Walters also wants more eyes in transit stations to improve safety, whether that’s peace officers, attendants or commercial businesses. He wants to incentivize kiosks or concession businesses in train stations.
He would maintain the existing police formula but wants a different relationship than that of the previous council — which he called “activist oriented.”
“I don’t think it resulted in greater accountability,” Walters said.
“Honestly, there is no other way than the police working hand in hand with social agency partners and a council that understands that and funds both as much as they possibly can.”
Walters also thinks the current granting system for community safety and well-being needs another look. He said he’d like to make sure that the city is giving money to initiatives that achieve results in reducing neighbourhood crime.
Rahim Jaffer
“The poverty and the mental illness issues, substance abuse, I would like to see that issue and those services moved out of the downtown core,” Jaffer said.
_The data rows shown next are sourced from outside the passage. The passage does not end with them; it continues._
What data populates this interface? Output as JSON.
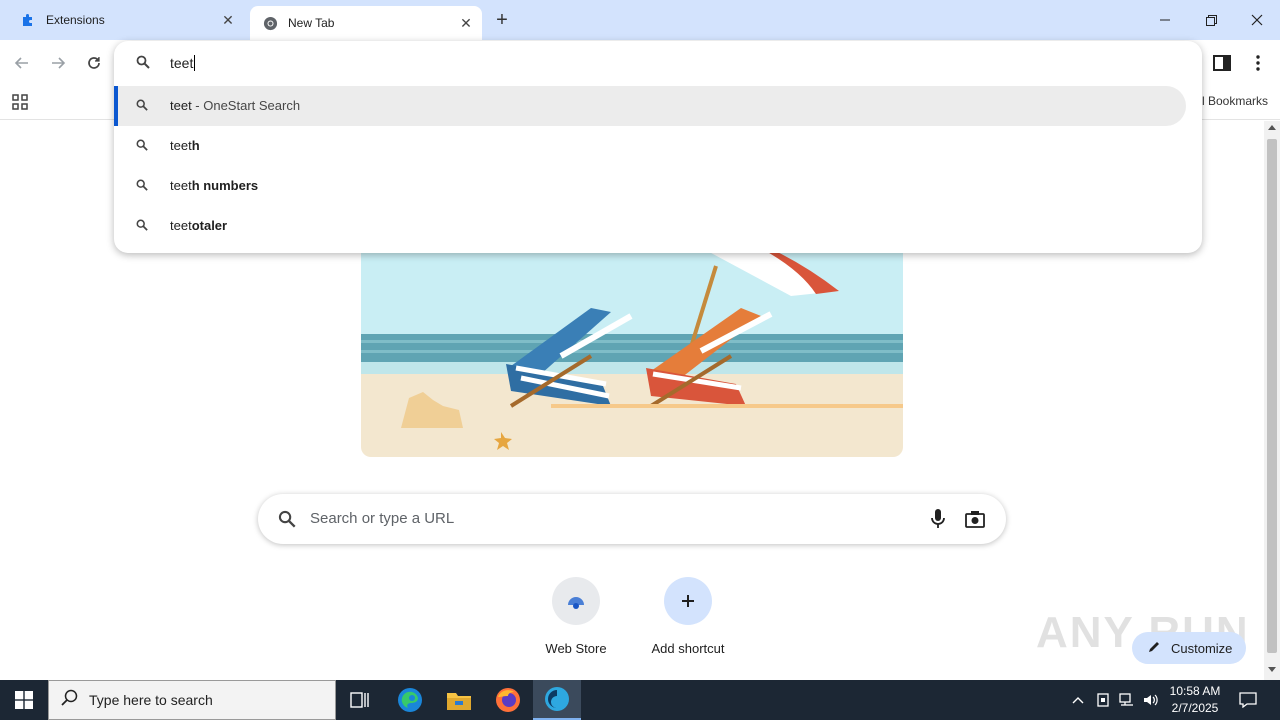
{
  "tabs": [
    {
      "title": "Extensions",
      "favicon": "puzzle-icon"
    },
    {
      "title": "New Tab",
      "favicon": "chrome-icon"
    }
  ],
  "omnibox": {
    "typed_text": "teet",
    "suggestions": [
      {
        "plain": "teet",
        "bold": "",
        "suffix": " - OneStart Search",
        "selected": true
      },
      {
        "plain": "teet",
        "bold": "h",
        "suffix": "",
        "selected": false
      },
      {
        "plain": "teet",
        "bold": "h numbers",
        "suffix": "",
        "selected": false
      },
      {
        "plain": "teet",
        "bold": "otaler",
        "suffix": "",
        "selected": false
      }
    ]
  },
  "bookmarks": {
    "right_label": "l Bookmarks"
  },
  "search": {
    "placeholder": "Search or type a URL"
  },
  "shortcuts": [
    {
      "label": "Web Store",
      "icon": "web-store-icon"
    },
    {
      "label": "Add shortcut",
      "icon": "plus-icon"
    }
  ],
  "customize": {
    "label": "Customize"
  },
  "watermark": "ANY RUN",
  "taskbar": {
    "search_placeholder": "Type here to search",
    "time": "10:58 AM",
    "date": "2/7/2025"
  },
  "colors": {
    "tabstrip": "#d3e3fd",
    "accent": "#0b57d0",
    "taskbar": "#1c2734"
  }
}
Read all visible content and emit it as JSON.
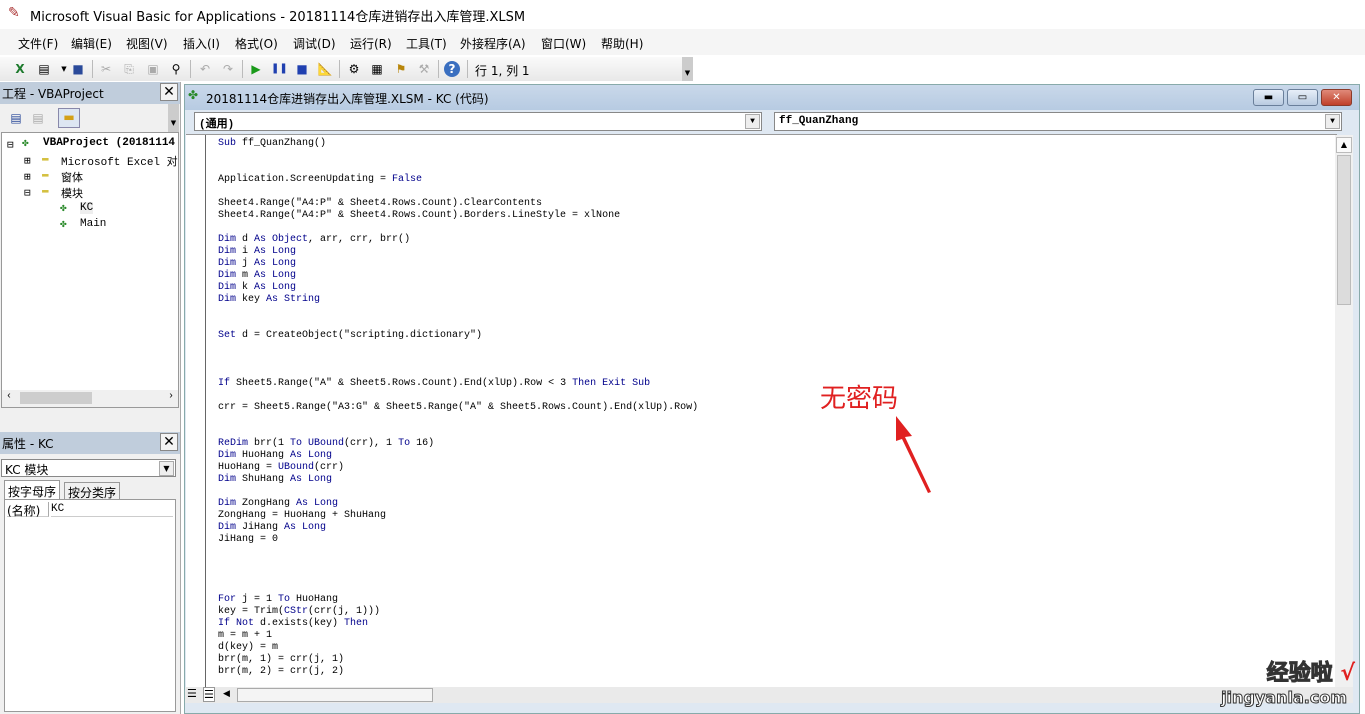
{
  "window": {
    "title": "Microsoft Visual Basic for Applications - 20181114仓库进销存出入库管理.XLSM"
  },
  "menu": [
    "文件(F)",
    "编辑(E)",
    "视图(V)",
    "插入(I)",
    "格式(O)",
    "调试(D)",
    "运行(R)",
    "工具(T)",
    "外接程序(A)",
    "窗口(W)",
    "帮助(H)"
  ],
  "toolbar": {
    "position": "行 1, 列 1"
  },
  "project": {
    "title": "工程 - VBAProject",
    "root": "VBAProject (20181114",
    "nodes": [
      "Microsoft Excel 对象",
      "窗体",
      "模块"
    ],
    "modules": [
      "KC",
      "Main"
    ]
  },
  "properties": {
    "title": "属性 - KC",
    "object": "KC 模块",
    "tabs": [
      "按字母序",
      "按分类序"
    ],
    "name_label": "(名称)",
    "name_value": "KC"
  },
  "codewindow": {
    "title": "20181114仓库进销存出入库管理.XLSM - KC (代码)",
    "object_combo": "(通用)",
    "proc_combo": "ff_QuanZhang"
  },
  "code": [
    [
      [
        "Sub",
        "k"
      ],
      [
        " ff_QuanZhang()",
        ""
      ]
    ],
    [],
    [],
    [
      [
        "Application.ScreenUpdating = ",
        ""
      ],
      [
        "False",
        "k"
      ]
    ],
    [],
    [
      [
        "Sheet4.Range(\"A4:P\" & Sheet4.Rows.Count).ClearContents",
        ""
      ]
    ],
    [
      [
        "Sheet4.Range(\"A4:P\" & Sheet4.Rows.Count).Borders.LineStyle = xlNone",
        ""
      ]
    ],
    [],
    [
      [
        "Dim",
        "k"
      ],
      [
        " d ",
        ""
      ],
      [
        "As Object",
        "k"
      ],
      [
        ", arr, crr, brr()",
        ""
      ]
    ],
    [
      [
        "Dim",
        "k"
      ],
      [
        " i ",
        ""
      ],
      [
        "As Long",
        "k"
      ]
    ],
    [
      [
        "Dim",
        "k"
      ],
      [
        " j ",
        ""
      ],
      [
        "As Long",
        "k"
      ]
    ],
    [
      [
        "Dim",
        "k"
      ],
      [
        " m ",
        ""
      ],
      [
        "As Long",
        "k"
      ]
    ],
    [
      [
        "Dim",
        "k"
      ],
      [
        " k ",
        ""
      ],
      [
        "As Long",
        "k"
      ]
    ],
    [
      [
        "Dim",
        "k"
      ],
      [
        " key ",
        ""
      ],
      [
        "As String",
        "k"
      ]
    ],
    [],
    [],
    [
      [
        "Set",
        "k"
      ],
      [
        " d = CreateObject(\"scripting.dictionary\")",
        ""
      ]
    ],
    [],
    [],
    [],
    [
      [
        "If",
        "k"
      ],
      [
        " Sheet5.Range(\"A\" & Sheet5.Rows.Count).End(xlUp).Row < 3 ",
        ""
      ],
      [
        "Then Exit Sub",
        "k"
      ]
    ],
    [],
    [
      [
        "crr = Sheet5.Range(\"A3:G\" & Sheet5.Range(\"A\" & Sheet5.Rows.Count).End(xlUp).Row)",
        ""
      ]
    ],
    [],
    [],
    [
      [
        "ReDim",
        "k"
      ],
      [
        " brr(1 ",
        ""
      ],
      [
        "To UBound",
        "k"
      ],
      [
        "(crr), 1 ",
        ""
      ],
      [
        "To",
        "k"
      ],
      [
        " 16)",
        ""
      ]
    ],
    [
      [
        "Dim",
        "k"
      ],
      [
        " HuoHang ",
        ""
      ],
      [
        "As Long",
        "k"
      ]
    ],
    [
      [
        "HuoHang = ",
        ""
      ],
      [
        "UBound",
        "k"
      ],
      [
        "(crr)",
        ""
      ]
    ],
    [
      [
        "Dim",
        "k"
      ],
      [
        " ShuHang ",
        ""
      ],
      [
        "As Long",
        "k"
      ]
    ],
    [],
    [
      [
        "Dim",
        "k"
      ],
      [
        " ZongHang ",
        ""
      ],
      [
        "As Long",
        "k"
      ]
    ],
    [
      [
        "ZongHang = HuoHang + ShuHang",
        ""
      ]
    ],
    [
      [
        "Dim",
        "k"
      ],
      [
        " JiHang ",
        ""
      ],
      [
        "As Long",
        "k"
      ]
    ],
    [
      [
        "JiHang = 0",
        ""
      ]
    ],
    [],
    [],
    [],
    [],
    [
      [
        "For",
        "k"
      ],
      [
        " j = 1 ",
        ""
      ],
      [
        "To",
        "k"
      ],
      [
        " HuoHang",
        ""
      ]
    ],
    [
      [
        "key = Trim(",
        ""
      ],
      [
        "CStr",
        "k"
      ],
      [
        "(crr(j, 1)))",
        ""
      ]
    ],
    [
      [
        "If Not",
        "k"
      ],
      [
        " d.exists(key) ",
        ""
      ],
      [
        "Then",
        "k"
      ]
    ],
    [
      [
        "m = m + 1",
        ""
      ]
    ],
    [
      [
        "d(key) = m",
        ""
      ]
    ],
    [
      [
        "brr(m, 1) = crr(j, 1)",
        ""
      ]
    ],
    [
      [
        "brr(m, 2) = crr(j, 2)",
        ""
      ]
    ]
  ],
  "annotation": "无密码",
  "watermark": {
    "text": "经验啦",
    "url": "jingyanla.com"
  },
  "colors": {
    "keyword": "#00008b",
    "annotation": "#e02020",
    "titlebar": "#c9d8ea"
  }
}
He wants to build a “recovery village” on the grounds of the old Alberta Hospital in northeast Edmonton. Inspired by an Olympic village, it would provide wrap-around support and treatment.
Jaffer disagrees with the current council’s movement toward distributing services into other parts of the city, because he believes it contributes to higher crime in neighbourhoods.
Part of his plan also includes hiring 500 more police officers over four years and is open to increasing the police budget to do so.
He also wants Edmonton police to further embrace a community policing model, and agreed the police should be showing council their audits for accountability.
He said the relationship between police and council turned sour due to politics and that in turn, reduced council’s ability to exert influence on this issue.
“There was unfortunately a breakdown that we saw over the course of the last four years in particular, because there was that movement towards defunding the police.”
“I think if we can repair those relationships, naturally, I believe you’re going to get more openness, more interaction.”